BACKGROUND: At the beginning of June 2020, there were nearly 7 million reported cases of coronavirus disease 2019 (COVID-19) worldwide and over 400,000 deaths in people with COVID-19 . The objective of this study was to determine associations between comorbidities listed in the Charlson comorbidity index and mortality among patients in the United States with COVID-19 .
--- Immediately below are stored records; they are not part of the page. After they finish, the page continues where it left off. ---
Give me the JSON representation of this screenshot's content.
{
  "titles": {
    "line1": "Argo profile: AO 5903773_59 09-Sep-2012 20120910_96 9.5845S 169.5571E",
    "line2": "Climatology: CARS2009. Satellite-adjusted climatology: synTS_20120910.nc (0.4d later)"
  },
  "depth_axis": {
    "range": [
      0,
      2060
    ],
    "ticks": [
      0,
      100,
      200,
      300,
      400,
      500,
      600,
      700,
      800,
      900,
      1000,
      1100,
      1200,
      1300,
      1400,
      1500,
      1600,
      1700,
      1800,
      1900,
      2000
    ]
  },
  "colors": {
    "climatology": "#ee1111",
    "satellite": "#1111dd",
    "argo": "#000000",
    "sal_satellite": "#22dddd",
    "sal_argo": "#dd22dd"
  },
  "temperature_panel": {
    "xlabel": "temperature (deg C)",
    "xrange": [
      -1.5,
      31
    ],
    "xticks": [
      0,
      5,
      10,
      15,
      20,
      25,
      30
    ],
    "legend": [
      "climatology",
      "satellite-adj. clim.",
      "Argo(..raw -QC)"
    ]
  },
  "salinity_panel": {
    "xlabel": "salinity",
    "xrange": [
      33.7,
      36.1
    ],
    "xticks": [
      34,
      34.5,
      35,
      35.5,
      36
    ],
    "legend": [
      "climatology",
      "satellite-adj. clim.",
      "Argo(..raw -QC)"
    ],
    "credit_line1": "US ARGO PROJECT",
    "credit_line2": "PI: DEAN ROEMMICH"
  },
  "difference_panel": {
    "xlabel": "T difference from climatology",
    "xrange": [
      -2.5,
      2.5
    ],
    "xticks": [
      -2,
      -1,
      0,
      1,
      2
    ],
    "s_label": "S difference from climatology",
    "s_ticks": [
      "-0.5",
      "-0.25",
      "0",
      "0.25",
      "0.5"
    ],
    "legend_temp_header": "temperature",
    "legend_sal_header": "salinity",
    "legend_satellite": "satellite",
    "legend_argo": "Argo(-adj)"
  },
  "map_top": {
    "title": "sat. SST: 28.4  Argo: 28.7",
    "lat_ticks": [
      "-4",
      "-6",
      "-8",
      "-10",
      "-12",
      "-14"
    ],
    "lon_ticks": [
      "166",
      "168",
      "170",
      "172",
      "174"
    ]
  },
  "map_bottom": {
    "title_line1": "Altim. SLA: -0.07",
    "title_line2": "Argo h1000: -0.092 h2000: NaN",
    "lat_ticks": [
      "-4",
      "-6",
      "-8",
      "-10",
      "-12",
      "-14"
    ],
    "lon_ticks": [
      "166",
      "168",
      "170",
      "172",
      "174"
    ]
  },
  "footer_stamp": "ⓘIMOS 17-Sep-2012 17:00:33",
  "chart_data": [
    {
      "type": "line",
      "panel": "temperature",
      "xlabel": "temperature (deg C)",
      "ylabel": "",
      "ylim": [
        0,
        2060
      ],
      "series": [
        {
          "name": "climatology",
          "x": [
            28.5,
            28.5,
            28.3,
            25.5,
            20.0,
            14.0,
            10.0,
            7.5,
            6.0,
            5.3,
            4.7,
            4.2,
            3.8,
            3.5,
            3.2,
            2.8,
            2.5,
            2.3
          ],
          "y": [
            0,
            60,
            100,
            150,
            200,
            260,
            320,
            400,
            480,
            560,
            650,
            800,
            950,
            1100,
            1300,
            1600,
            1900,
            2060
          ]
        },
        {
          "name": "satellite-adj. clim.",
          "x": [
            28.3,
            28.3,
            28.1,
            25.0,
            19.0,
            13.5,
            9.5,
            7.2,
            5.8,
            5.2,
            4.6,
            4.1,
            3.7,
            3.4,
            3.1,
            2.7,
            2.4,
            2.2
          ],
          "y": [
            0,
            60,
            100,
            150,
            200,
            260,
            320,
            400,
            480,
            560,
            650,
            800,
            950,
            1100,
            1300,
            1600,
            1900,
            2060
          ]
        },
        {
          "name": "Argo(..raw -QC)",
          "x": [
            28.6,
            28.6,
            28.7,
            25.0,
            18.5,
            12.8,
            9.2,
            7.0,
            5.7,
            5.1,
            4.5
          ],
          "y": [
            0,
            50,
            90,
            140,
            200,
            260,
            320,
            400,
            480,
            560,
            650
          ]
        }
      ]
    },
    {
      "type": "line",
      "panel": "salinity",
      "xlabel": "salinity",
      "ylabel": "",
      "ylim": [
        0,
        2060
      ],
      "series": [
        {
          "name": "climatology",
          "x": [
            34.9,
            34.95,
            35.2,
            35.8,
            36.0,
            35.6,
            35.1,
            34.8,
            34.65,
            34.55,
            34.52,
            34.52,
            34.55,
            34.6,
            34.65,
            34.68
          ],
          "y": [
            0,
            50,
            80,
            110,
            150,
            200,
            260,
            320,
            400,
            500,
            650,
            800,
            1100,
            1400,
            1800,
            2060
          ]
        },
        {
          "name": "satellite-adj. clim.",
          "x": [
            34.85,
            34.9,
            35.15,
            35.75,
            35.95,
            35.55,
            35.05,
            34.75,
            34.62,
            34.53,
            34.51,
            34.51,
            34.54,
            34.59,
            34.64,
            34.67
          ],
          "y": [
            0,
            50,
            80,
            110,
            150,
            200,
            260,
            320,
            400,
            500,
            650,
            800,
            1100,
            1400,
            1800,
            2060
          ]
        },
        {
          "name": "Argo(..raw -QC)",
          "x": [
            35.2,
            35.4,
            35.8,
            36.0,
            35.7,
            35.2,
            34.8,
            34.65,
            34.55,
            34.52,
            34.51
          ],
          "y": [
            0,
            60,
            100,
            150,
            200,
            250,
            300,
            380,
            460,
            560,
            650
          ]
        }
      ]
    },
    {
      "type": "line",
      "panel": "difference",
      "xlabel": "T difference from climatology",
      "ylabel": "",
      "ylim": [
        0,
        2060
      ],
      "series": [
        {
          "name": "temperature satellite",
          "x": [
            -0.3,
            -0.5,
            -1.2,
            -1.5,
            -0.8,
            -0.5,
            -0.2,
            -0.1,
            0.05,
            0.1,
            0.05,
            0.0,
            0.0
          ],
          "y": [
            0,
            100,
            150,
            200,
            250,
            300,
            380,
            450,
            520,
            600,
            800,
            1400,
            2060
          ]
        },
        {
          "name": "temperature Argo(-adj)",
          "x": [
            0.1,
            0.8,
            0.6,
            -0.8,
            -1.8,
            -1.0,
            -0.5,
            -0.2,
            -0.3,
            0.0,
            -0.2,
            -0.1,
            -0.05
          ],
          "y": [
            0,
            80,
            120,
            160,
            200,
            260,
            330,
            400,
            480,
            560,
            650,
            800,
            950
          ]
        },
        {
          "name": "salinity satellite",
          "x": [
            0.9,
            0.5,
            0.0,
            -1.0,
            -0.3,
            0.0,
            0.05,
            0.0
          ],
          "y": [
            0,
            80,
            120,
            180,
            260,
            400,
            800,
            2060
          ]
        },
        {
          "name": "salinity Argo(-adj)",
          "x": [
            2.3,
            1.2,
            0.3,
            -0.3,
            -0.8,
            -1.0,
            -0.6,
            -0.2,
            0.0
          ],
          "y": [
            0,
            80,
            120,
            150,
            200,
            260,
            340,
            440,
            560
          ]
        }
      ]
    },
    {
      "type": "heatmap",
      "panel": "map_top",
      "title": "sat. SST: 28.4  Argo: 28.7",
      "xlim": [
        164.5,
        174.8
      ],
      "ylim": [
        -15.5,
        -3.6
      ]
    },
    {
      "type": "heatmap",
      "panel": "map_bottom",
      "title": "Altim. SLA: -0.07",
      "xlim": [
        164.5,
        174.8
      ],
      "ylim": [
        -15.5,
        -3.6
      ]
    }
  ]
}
METHODS AND FINDINGS: A retrospective cohort study of adults with COVID-19 from 24 healthcare organizations in the US was conducted . The study included adults aged 18-90 years with COVID-19 coded in their electronic medical records between January 20 , 2020, and May 26 , 2020 . Results were also stratified by age groups (< 50 years , 50-69 years, or 70-90 years). A total of 31,461 patients were included . Median age was 50 years (interquartile range [IQR], 35-63) and 54.5% (n = 17,155) were female . The most common comorbidities listed in the Charlson comorbidity index were chronic pulmonary disease (17.5%, n = 5,513) and diabetes mellitus (15.0%, n = 4,710). Multivariate logistic regression analyses showed older age (odds ratio [OR] per year 1.06; 95% confidence interval [CI] 1.06-1.07; p <0.001), male sex (OR 1.75; 95% CI 1.55-1.98; p <0.001), being black or African American compared to white (OR 1.50; 95% CI 1.31-1.71; p <0.001), myocardial infarction (OR 1.97; 95% CI 1.64-2.35; p <0.001), congestive heart failure (OR 1.42; 95% CI 1.21-1.67; p <0.001), dementia (OR 1.29; 95% CI 1.07-1.56; p = 0.008), chronic pulmonary disease (OR 1.24; 95% CI 1.08-1.43; p = 0.003), mild liver disease (OR 1.26; 95% CI 1.00-1.59; p = 0.046), moderate/severe liver disease (OR 2.62; 95% CI 1.53-4.47; p <0.001), renal disease (OR 2.13; 95% CI 1.84-2.46; p <0.001), and metastatic solid tumor (OR 1.70; 95% CI 1.19-2.43; p = 0.004) were associated with higher odds of mortality with COVID-19 . Older age, male sex, and being black or African American (compared to being white) remained significantly associated with higher odds of death in age-stratified analyses . There were differences in which comorbidities were significantly associated with mortality between age groups . Limitations include that the data were collected from the healthcare organization electronic medical record databases and some comorbidities may be underreported and ethnicity was unknown for 24% of participants . Deaths during an inpatient or outpatient visit at the participating healthcare organizations were recorded; however, deaths occurring outside of the hospital setting are not well captured .
CONCLUSIONS: Identifying patient characteristics and conditions associated with mortality with COVID-19 is important for hypothesis generating for clinical trials and to develop targeted intervention strategies.